Melrose proclaims a similar philosophy, using the analogy of farm-to-table restaurants to explain how he wants to direct with the best, local ingredients. Of course, those ingredients will also influence how the A.D. chef creates a seasonal menu. Focusing on some of the practicalities of programming a season for a resident company, Melrose explains that most of the time, the economical two-person play doesn’t help him.

“I read the plays with our company in mind and think about where everybody fits,” say Melrose. “If we’re going to have 8 to 10 actors committed to being in the company, I’ve got to make sure they’re busy over the course of a season.” He does note that the Alley’s two stages allows simultaneously producing an intimate play with imported actors and an expansive company production.

As he settles into his new role, Melrose says one of his goals will be to bring more diversity into the company, while also defining what the company means for individual actors, admitting it’s been “nebulous” in the past.

For Moriarty, reflecting Dallas remains a primary goal for the company, which in this season’s iteration is evenly divided between men and women, with half being actors of color. “If there aren’t meaningful opportunities for a member of my company, it causes me to pause before I finalize the season and either ask whether I have overlooked that actor in some way—in which case I need to change some plays.

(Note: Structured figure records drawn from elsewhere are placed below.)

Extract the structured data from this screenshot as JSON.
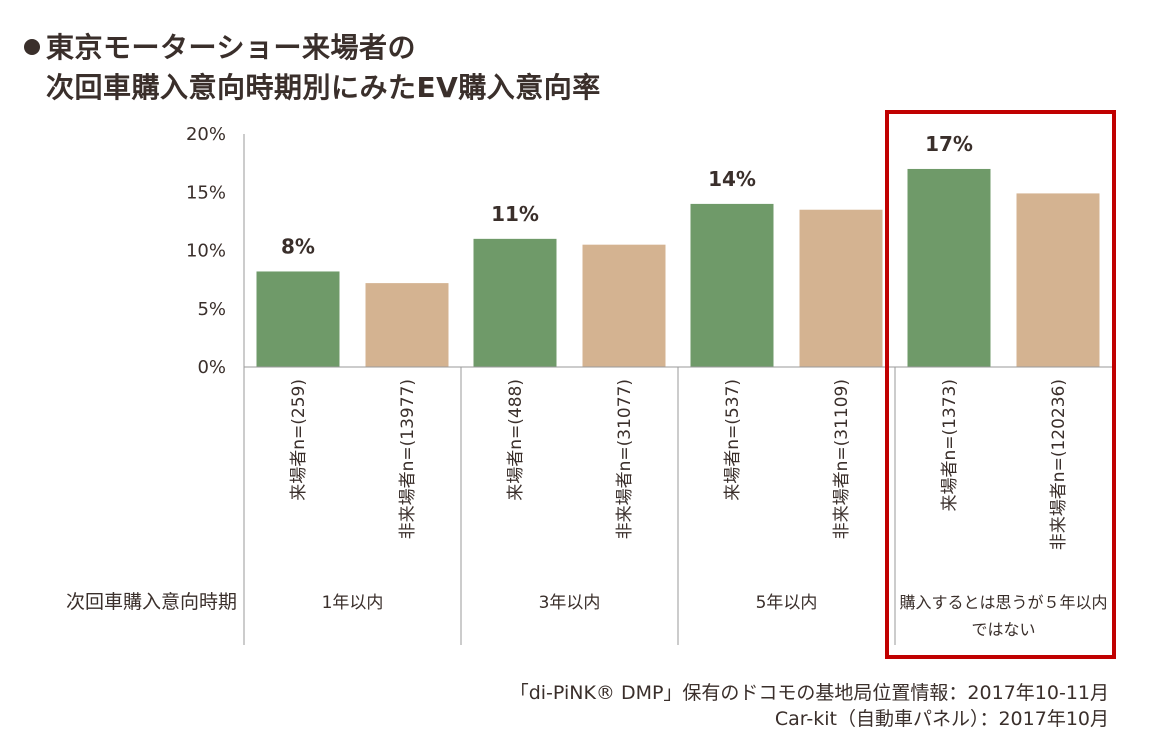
{
  "title": {
    "line1": "東京モーターショー来場者の",
    "line2": "次回車購入意向時期別にみたEV購入意向率"
  },
  "chart_data": {
    "type": "bar",
    "ylim": [
      0,
      20
    ],
    "y_ticks": [
      "0%",
      "5%",
      "10%",
      "15%",
      "20%"
    ],
    "y_tick_values": [
      0,
      5,
      10,
      15,
      20
    ],
    "group_axis_label": "次回車購入意向時期",
    "groups": [
      {
        "label": "1年以内",
        "label2": "",
        "bars": [
          {
            "category": "来場者n=(259)",
            "value": 8.2,
            "data_label": "8%",
            "kind": "visitor"
          },
          {
            "category": "非来場者n=(13977)",
            "value": 7.2,
            "data_label": "",
            "kind": "nonvisitor"
          }
        ]
      },
      {
        "label": "3年以内",
        "label2": "",
        "bars": [
          {
            "category": "来場者n=(488)",
            "value": 11.0,
            "data_label": "11%",
            "kind": "visitor"
          },
          {
            "category": "非来場者n=(31077)",
            "value": 10.5,
            "data_label": "",
            "kind": "nonvisitor"
          }
        ]
      },
      {
        "label": "5年以内",
        "label2": "",
        "bars": [
          {
            "category": "来場者n=(537)",
            "value": 14.0,
            "data_label": "14%",
            "kind": "visitor"
          },
          {
            "category": "非来場者n=(31109)",
            "value": 13.5,
            "data_label": "",
            "kind": "nonvisitor"
          }
        ]
      },
      {
        "label": "購入するとは思うが５年以内",
        "label2": "ではない",
        "bars": [
          {
            "category": "来場者n=(1373)",
            "value": 17.0,
            "data_label": "17%",
            "kind": "visitor"
          },
          {
            "category": "非来場者n=(120236)",
            "value": 14.9,
            "data_label": "",
            "kind": "nonvisitor"
          }
        ]
      }
    ],
    "highlighted_group": 3,
    "colors": {
      "visitor": "#6f9a69",
      "nonvisitor": "#d4b391",
      "highlight": "#c00000",
      "axis": "#9a9a9a",
      "text": "#3a2f2b"
    }
  },
  "source": {
    "line1": "「di-PiNK® DMP」保有のドコモの基地局位置情報：2017年10-11月",
    "line2": "Car-kit（自動車パネル）：2017年10月"
  }
}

Or I might have to ask whether that’s a great actor who’s no longer most suited to how the city itself is changing.”

Hannah Kenah, Lana Lesley, Lowell Bartholomee, Mari Akita, Robert S. Fisher, and Thomas Graves in Field Guide, created by Rude Mechs, Yale Repertory Theatre, January 2018. Photo by Joan Marcus.

Yet if Dallas and Houston have defied current regional theater norms with an old theater model, Austin’s Rude Mechs have gone positively ancient, embracing the archetype of roaming players who can create new works whenever they find a willing audience. The Mechs call themselves an ensemble-based theater collective, one with five co-producing artistic directors. Theirs is another form of company that perhaps works well for the keep-Austin-weird environment it evolved within.

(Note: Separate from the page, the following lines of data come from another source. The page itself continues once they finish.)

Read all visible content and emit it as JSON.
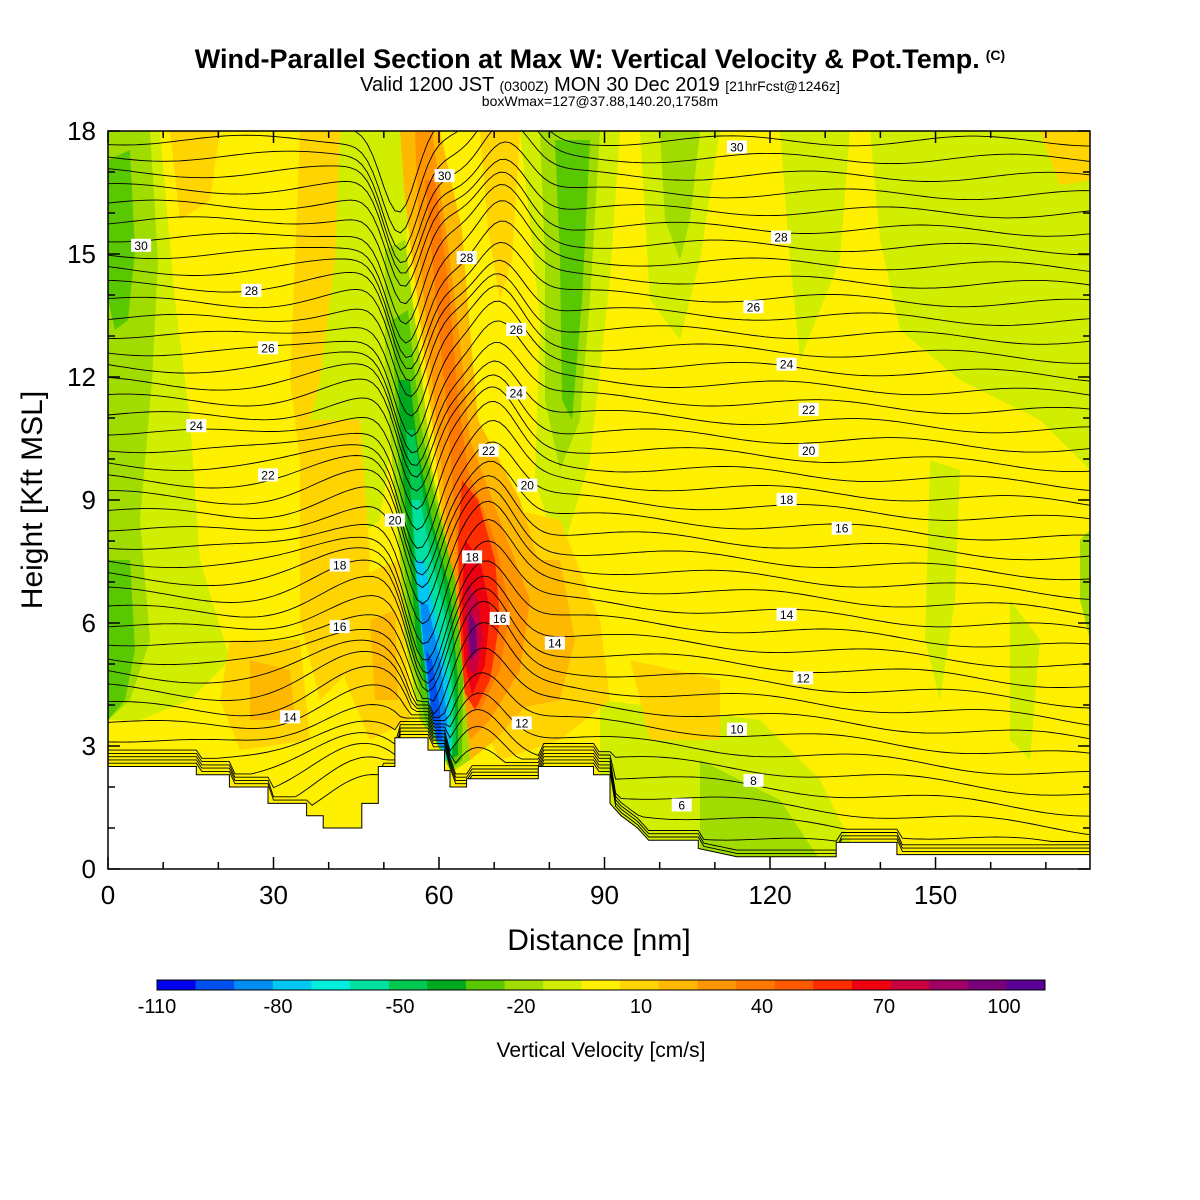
{
  "title": {
    "main": "Wind-Parallel Section at Max W: Vertical Velocity & Pot.Temp.",
    "main_suffix": "(C)",
    "valid_prefix": "Valid 1200 JST",
    "valid_utc": "(0300Z)",
    "valid_date": "MON 30 Dec 2019",
    "valid_fcst": "[21hrFcst@1246z]",
    "boxwmax": "boxWmax=127@37.88,140.20,1758m"
  },
  "chart_data": {
    "type": "heatmap",
    "xlabel": "Distance [nm]",
    "ylabel": "Height [Kft MSL]",
    "xlim": [
      0,
      178
    ],
    "ylim": [
      0,
      18
    ],
    "x_ticks": [
      0,
      30,
      60,
      90,
      120,
      150
    ],
    "y_ticks": [
      0,
      3,
      6,
      9,
      12,
      15,
      18
    ],
    "colorbar": {
      "title": "Vertical Velocity [cm/s]",
      "ticks": [
        "-110",
        "-80",
        "-50",
        "-20",
        "10",
        "40",
        "70",
        "100"
      ],
      "colors": [
        "#0000ee",
        "#0050f0",
        "#008cf2",
        "#00c8f2",
        "#00eedc",
        "#00e0a0",
        "#00c850",
        "#00aa1e",
        "#5ac800",
        "#a0dc00",
        "#d2ee00",
        "#fff000",
        "#ffd400",
        "#ffb800",
        "#ff9600",
        "#ff7800",
        "#ff5a00",
        "#ff2d00",
        "#ee0010",
        "#c80040",
        "#a00064",
        "#780078",
        "#5a0096"
      ]
    },
    "terrain": [
      [
        0,
        2.5
      ],
      [
        16,
        2.5
      ],
      [
        16,
        2.3
      ],
      [
        22,
        2.3
      ],
      [
        22,
        2.0
      ],
      [
        29,
        2.0
      ],
      [
        29,
        1.6
      ],
      [
        36,
        1.6
      ],
      [
        36,
        1.3
      ],
      [
        39,
        1.3
      ],
      [
        39,
        1.0
      ],
      [
        46,
        1.0
      ],
      [
        46,
        1.6
      ],
      [
        49,
        1.6
      ],
      [
        49,
        2.5
      ],
      [
        52,
        2.5
      ],
      [
        52,
        3.2
      ],
      [
        58,
        3.2
      ],
      [
        58,
        2.9
      ],
      [
        61,
        2.9
      ],
      [
        61,
        2.4
      ],
      [
        62,
        2.4
      ],
      [
        62,
        2.0
      ],
      [
        65,
        2.0
      ],
      [
        65,
        2.2
      ],
      [
        78,
        2.2
      ],
      [
        78,
        2.5
      ],
      [
        88,
        2.5
      ],
      [
        88,
        2.3
      ],
      [
        91,
        2.3
      ],
      [
        91,
        1.6
      ],
      [
        93,
        1.3
      ],
      [
        96,
        1.0
      ],
      [
        98,
        0.7
      ],
      [
        107,
        0.7
      ],
      [
        107,
        0.5
      ],
      [
        114,
        0.3
      ],
      [
        132,
        0.3
      ],
      [
        132,
        0.65
      ],
      [
        143,
        0.65
      ],
      [
        143,
        0.35
      ],
      [
        178,
        0.35
      ]
    ],
    "updraft": {
      "peak_cm_s": 127
    },
    "theta_contours": [
      {
        "value": "6",
        "label_at": [
          104,
          1.55
        ]
      },
      {
        "value": "8",
        "label_at": [
          117,
          2.15
        ]
      },
      {
        "value": "10",
        "label_at": [
          114,
          3.4
        ]
      },
      {
        "value": "12",
        "label_at": [
          126,
          4.65
        ]
      },
      {
        "value": "12",
        "label_at": [
          75,
          3.55
        ]
      },
      {
        "value": "14",
        "label_at": [
          33,
          3.7
        ]
      },
      {
        "value": "14",
        "label_at": [
          81,
          5.5
        ]
      },
      {
        "value": "14",
        "label_at": [
          123,
          6.2
        ]
      },
      {
        "value": "16",
        "label_at": [
          42,
          5.9
        ]
      },
      {
        "value": "16",
        "label_at": [
          71,
          6.1
        ]
      },
      {
        "value": "16",
        "label_at": [
          133,
          8.3
        ]
      },
      {
        "value": "18",
        "label_at": [
          42,
          7.4
        ]
      },
      {
        "value": "18",
        "label_at": [
          66,
          7.6
        ]
      },
      {
        "value": "18",
        "label_at": [
          123,
          9.0
        ]
      },
      {
        "value": "20",
        "label_at": [
          52,
          8.5
        ]
      },
      {
        "value": "20",
        "label_at": [
          76,
          9.35
        ]
      },
      {
        "value": "20",
        "label_at": [
          127,
          10.2
        ]
      },
      {
        "value": "22",
        "label_at": [
          29,
          9.6
        ]
      },
      {
        "value": "22",
        "label_at": [
          69,
          10.2
        ]
      },
      {
        "value": "22",
        "label_at": [
          127,
          11.2
        ]
      },
      {
        "value": "24",
        "label_at": [
          16,
          10.8
        ]
      },
      {
        "value": "24",
        "label_at": [
          74,
          11.6
        ]
      },
      {
        "value": "24",
        "label_at": [
          123,
          12.3
        ]
      },
      {
        "value": "26",
        "label_at": [
          29,
          12.7
        ]
      },
      {
        "value": "26",
        "label_at": [
          74,
          13.15
        ]
      },
      {
        "value": "26",
        "label_at": [
          117,
          13.7
        ]
      },
      {
        "value": "28",
        "label_at": [
          26,
          14.1
        ]
      },
      {
        "value": "28",
        "label_at": [
          65,
          14.9
        ]
      },
      {
        "value": "28",
        "label_at": [
          122,
          15.4
        ]
      },
      {
        "value": "30",
        "label_at": [
          6,
          15.2
        ]
      },
      {
        "value": "30",
        "label_at": [
          61,
          16.9
        ]
      },
      {
        "value": "30",
        "label_at": [
          114,
          17.6
        ]
      }
    ]
  }
}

“We function a little more like a band,” says one of the five, Lana Lesley. “We do a lot of touring, and that is not something every actor can accommodate in their lives. We don’t have a set method for creating a new piece, but we do create our work collaboratively. Everyone has a voice. We also appoint leaders to be the boss of areas and execute those things so our plays are concise and cohesive.”

“When we start a new project, we invite everyone in the company to take part in the process, and usually end up working with whoever showed up,” explains Lesley.

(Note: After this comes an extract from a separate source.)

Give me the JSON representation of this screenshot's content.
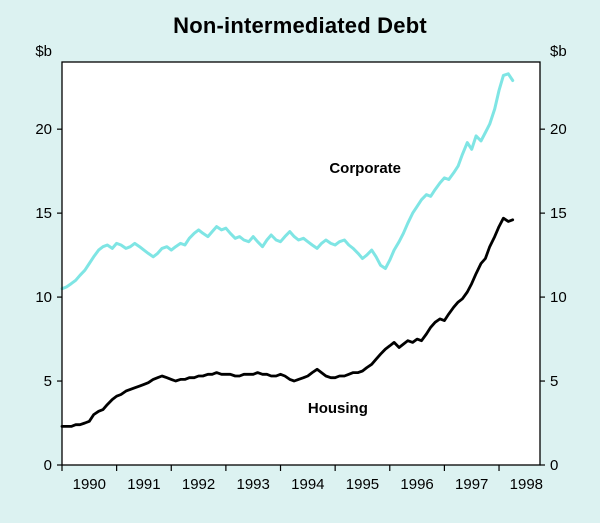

Fellow A.D. Kirk Lynn acknowledges that this leaderless way of creating might be hard to grasp, but believes with no one in charge “many things are possible.” He also notes that the company has lasted 20 years and become good at “taking care of each other.”

Perhaps it’s that sense of family and community, along with that famous lone star pride that keeps the resident acting company model alive in Texas.

“I think a great city, like Dallas, like Houston, like Austin, needs artists living in and among the people and creating work with and for the people, which is a very different thing than importing somebody to tell a story that’s on their mind in New York or in LA,” affirms Moriarty.